Previously published on BillMoyers.com
The Archbishop of South Africa, Desmond Tutu, has called for an international "anti-apartheid-style boycott" against the fossil fuel industry in response to global warming. "People of conscience need to break their ties with corporations financing the injustice of climate change," the Nobel Peace Prize laureate wrote in an essay earlier this month. Tutu's call to action also urges a strategy of divestment, the selling off of stocks and other investments in the name of an urgent cause.

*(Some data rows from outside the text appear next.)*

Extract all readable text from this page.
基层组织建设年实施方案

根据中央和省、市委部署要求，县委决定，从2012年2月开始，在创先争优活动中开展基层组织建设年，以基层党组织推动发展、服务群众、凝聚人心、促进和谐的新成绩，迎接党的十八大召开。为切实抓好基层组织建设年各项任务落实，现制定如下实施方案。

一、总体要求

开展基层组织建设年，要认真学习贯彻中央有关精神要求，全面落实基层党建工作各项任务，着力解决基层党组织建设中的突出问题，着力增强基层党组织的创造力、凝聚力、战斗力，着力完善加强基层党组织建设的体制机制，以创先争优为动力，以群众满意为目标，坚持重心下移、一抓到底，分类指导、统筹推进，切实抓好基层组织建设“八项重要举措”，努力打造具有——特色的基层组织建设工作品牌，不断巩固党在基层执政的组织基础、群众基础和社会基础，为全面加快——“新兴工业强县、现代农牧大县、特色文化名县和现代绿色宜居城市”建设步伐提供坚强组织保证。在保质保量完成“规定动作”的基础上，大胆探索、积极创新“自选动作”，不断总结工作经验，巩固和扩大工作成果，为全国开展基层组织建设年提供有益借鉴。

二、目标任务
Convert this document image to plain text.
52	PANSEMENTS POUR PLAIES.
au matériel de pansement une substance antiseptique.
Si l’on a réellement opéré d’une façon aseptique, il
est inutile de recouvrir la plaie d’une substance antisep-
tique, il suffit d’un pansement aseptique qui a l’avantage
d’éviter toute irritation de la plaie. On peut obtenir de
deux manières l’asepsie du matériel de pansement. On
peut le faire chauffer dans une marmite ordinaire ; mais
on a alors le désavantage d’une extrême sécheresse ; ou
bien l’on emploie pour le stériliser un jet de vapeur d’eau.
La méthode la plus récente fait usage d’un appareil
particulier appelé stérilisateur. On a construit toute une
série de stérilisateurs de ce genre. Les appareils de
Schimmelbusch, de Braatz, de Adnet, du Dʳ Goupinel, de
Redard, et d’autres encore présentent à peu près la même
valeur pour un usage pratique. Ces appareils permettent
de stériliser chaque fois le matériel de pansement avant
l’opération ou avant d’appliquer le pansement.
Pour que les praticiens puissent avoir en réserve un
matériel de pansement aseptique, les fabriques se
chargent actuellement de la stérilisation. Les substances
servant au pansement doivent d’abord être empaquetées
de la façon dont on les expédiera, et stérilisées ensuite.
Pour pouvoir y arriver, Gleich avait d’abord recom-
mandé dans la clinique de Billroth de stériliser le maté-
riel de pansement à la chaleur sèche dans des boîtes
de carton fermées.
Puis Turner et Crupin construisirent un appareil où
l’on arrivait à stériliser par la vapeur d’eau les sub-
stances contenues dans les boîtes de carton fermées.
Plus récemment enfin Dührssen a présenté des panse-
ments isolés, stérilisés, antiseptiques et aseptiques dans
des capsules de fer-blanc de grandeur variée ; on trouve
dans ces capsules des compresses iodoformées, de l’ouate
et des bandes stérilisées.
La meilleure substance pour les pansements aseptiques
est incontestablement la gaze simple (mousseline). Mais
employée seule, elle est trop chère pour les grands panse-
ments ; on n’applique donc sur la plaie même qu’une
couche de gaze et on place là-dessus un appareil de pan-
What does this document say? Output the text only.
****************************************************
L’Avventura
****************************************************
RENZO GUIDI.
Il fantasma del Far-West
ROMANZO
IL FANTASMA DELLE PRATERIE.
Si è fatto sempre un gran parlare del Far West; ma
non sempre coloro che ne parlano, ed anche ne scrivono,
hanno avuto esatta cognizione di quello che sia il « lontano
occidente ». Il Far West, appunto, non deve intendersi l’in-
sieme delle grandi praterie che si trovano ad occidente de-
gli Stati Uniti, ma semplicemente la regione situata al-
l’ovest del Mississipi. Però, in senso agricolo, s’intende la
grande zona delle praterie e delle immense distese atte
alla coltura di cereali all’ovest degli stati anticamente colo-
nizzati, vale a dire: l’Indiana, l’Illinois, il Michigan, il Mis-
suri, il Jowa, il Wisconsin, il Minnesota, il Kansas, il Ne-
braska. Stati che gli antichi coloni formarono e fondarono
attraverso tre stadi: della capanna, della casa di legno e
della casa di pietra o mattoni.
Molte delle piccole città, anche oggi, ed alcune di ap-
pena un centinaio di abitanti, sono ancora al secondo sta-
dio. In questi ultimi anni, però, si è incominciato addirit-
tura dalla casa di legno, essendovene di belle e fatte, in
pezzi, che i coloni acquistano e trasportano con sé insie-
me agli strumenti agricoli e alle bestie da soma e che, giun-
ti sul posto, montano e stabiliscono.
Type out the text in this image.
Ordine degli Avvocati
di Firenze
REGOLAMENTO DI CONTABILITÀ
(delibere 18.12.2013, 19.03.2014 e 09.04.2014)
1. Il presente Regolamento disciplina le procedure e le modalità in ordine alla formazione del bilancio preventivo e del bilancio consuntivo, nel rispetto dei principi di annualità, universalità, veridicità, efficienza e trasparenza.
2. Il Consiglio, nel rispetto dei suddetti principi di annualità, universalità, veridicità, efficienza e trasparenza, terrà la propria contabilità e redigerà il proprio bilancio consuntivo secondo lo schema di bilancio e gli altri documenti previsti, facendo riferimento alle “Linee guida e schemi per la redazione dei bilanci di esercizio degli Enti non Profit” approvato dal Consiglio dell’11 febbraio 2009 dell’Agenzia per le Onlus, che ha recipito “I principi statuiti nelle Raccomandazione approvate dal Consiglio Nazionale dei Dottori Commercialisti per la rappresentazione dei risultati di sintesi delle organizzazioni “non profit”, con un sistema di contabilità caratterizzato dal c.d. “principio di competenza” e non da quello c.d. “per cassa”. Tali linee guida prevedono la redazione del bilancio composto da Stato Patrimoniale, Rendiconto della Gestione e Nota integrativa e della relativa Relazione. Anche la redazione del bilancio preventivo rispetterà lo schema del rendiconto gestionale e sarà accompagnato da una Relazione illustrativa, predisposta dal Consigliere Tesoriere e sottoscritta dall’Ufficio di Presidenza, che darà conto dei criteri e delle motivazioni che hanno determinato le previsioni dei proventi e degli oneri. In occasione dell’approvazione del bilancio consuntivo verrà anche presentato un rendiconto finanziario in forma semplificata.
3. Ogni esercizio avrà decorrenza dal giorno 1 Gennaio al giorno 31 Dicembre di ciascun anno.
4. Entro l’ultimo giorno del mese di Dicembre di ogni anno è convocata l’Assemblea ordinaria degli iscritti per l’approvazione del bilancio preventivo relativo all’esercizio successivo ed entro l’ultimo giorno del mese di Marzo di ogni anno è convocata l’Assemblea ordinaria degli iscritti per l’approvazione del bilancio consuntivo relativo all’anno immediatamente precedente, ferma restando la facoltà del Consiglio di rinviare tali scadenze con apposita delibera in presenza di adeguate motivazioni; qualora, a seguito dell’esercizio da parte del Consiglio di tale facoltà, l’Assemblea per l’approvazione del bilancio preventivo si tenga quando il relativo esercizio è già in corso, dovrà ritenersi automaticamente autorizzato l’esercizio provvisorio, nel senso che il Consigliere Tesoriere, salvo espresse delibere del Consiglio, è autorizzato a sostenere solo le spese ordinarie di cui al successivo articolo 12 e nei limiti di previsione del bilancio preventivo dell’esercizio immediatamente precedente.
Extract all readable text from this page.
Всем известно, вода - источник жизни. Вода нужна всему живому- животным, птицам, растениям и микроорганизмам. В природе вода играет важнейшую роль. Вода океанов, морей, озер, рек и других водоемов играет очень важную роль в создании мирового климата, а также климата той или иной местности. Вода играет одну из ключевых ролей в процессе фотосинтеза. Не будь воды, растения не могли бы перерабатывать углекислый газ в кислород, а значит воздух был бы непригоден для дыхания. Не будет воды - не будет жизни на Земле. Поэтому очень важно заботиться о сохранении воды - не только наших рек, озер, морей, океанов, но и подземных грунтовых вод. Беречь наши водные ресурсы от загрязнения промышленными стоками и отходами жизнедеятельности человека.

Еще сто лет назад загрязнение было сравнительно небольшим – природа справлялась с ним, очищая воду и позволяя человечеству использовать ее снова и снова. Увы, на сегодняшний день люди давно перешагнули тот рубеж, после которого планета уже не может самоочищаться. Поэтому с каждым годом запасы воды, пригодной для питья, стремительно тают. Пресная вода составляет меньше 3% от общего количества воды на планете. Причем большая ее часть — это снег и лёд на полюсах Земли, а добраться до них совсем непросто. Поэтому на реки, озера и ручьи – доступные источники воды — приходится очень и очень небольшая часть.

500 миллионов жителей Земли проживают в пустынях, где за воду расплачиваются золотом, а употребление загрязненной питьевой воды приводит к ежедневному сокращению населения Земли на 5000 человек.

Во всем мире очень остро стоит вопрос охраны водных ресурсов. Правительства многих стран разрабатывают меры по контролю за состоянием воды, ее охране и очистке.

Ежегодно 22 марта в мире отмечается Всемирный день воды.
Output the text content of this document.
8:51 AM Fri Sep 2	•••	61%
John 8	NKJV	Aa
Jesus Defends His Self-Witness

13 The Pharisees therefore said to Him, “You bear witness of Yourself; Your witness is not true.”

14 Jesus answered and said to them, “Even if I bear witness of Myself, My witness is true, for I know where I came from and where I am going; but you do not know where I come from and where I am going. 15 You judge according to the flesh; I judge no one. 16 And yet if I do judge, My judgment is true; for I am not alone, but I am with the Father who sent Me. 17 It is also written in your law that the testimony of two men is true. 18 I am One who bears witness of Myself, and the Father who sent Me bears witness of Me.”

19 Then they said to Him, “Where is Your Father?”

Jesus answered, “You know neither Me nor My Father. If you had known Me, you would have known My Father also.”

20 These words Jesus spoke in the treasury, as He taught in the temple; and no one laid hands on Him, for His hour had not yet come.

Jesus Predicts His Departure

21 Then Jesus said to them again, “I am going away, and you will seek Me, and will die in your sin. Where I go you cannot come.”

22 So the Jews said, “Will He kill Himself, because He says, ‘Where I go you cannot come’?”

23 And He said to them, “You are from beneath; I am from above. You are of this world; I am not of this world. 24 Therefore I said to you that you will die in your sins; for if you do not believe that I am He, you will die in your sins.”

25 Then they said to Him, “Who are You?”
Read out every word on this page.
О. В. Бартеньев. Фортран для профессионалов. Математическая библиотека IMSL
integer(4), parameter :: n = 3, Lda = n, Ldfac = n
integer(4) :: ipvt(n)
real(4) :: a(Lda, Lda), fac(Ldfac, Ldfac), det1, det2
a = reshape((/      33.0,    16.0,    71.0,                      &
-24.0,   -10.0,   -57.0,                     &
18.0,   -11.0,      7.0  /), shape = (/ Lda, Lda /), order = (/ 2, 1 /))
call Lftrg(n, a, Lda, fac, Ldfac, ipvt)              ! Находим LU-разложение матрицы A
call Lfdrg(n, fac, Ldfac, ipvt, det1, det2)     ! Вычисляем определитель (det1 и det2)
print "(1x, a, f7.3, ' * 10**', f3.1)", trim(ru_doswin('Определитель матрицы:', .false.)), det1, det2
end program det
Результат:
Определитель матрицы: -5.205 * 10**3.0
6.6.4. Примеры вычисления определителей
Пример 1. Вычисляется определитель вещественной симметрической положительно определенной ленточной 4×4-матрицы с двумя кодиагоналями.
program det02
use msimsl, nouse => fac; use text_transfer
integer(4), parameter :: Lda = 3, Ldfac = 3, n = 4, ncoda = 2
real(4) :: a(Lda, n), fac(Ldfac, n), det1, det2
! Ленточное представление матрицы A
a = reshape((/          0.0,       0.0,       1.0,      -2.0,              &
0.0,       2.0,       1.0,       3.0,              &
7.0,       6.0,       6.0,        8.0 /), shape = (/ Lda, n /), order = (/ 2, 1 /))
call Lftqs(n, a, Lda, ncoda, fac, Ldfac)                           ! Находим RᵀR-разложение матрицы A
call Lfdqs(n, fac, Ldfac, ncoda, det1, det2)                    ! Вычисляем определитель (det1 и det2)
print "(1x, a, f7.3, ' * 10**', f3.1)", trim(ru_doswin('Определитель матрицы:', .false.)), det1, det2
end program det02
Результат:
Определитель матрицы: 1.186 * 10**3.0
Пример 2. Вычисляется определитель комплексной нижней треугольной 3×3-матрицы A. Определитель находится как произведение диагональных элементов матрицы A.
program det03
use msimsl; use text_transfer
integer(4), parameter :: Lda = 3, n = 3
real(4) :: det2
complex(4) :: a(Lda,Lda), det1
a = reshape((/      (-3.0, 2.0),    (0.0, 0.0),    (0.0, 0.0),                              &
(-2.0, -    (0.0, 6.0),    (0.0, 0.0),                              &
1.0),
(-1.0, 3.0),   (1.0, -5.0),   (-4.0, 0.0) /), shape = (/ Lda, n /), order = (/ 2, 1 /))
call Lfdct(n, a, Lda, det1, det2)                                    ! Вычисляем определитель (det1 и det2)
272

This week, I talk with two leaders who helped inspire the new fossil fuel divestment movement that Tutu is encouraging. Ellen Dorsey is executive director of the Wallace Global Fund and a catalyst in the coalition of 17 foundations known as Divest-Invest Philanthropy. Thomas Van Dyck is Senior Vice President -- Financial Advisor at RBC Wealth Management, and founder of As You Sow, a shareholder advocacy foundation.
They are urging foundations, faith groups, pension funds, municipalities and universities to sell their shares in polluting industries and reinvest in companies committed to climate change solutions.
"The climate crisis is so urgent that if you own fossil fuels, you own climate change," said Dorsey. Van Dyck adds that reinvestment is needed to create "a sustainable economy that's based on the energy of the future, not on the energy of the past."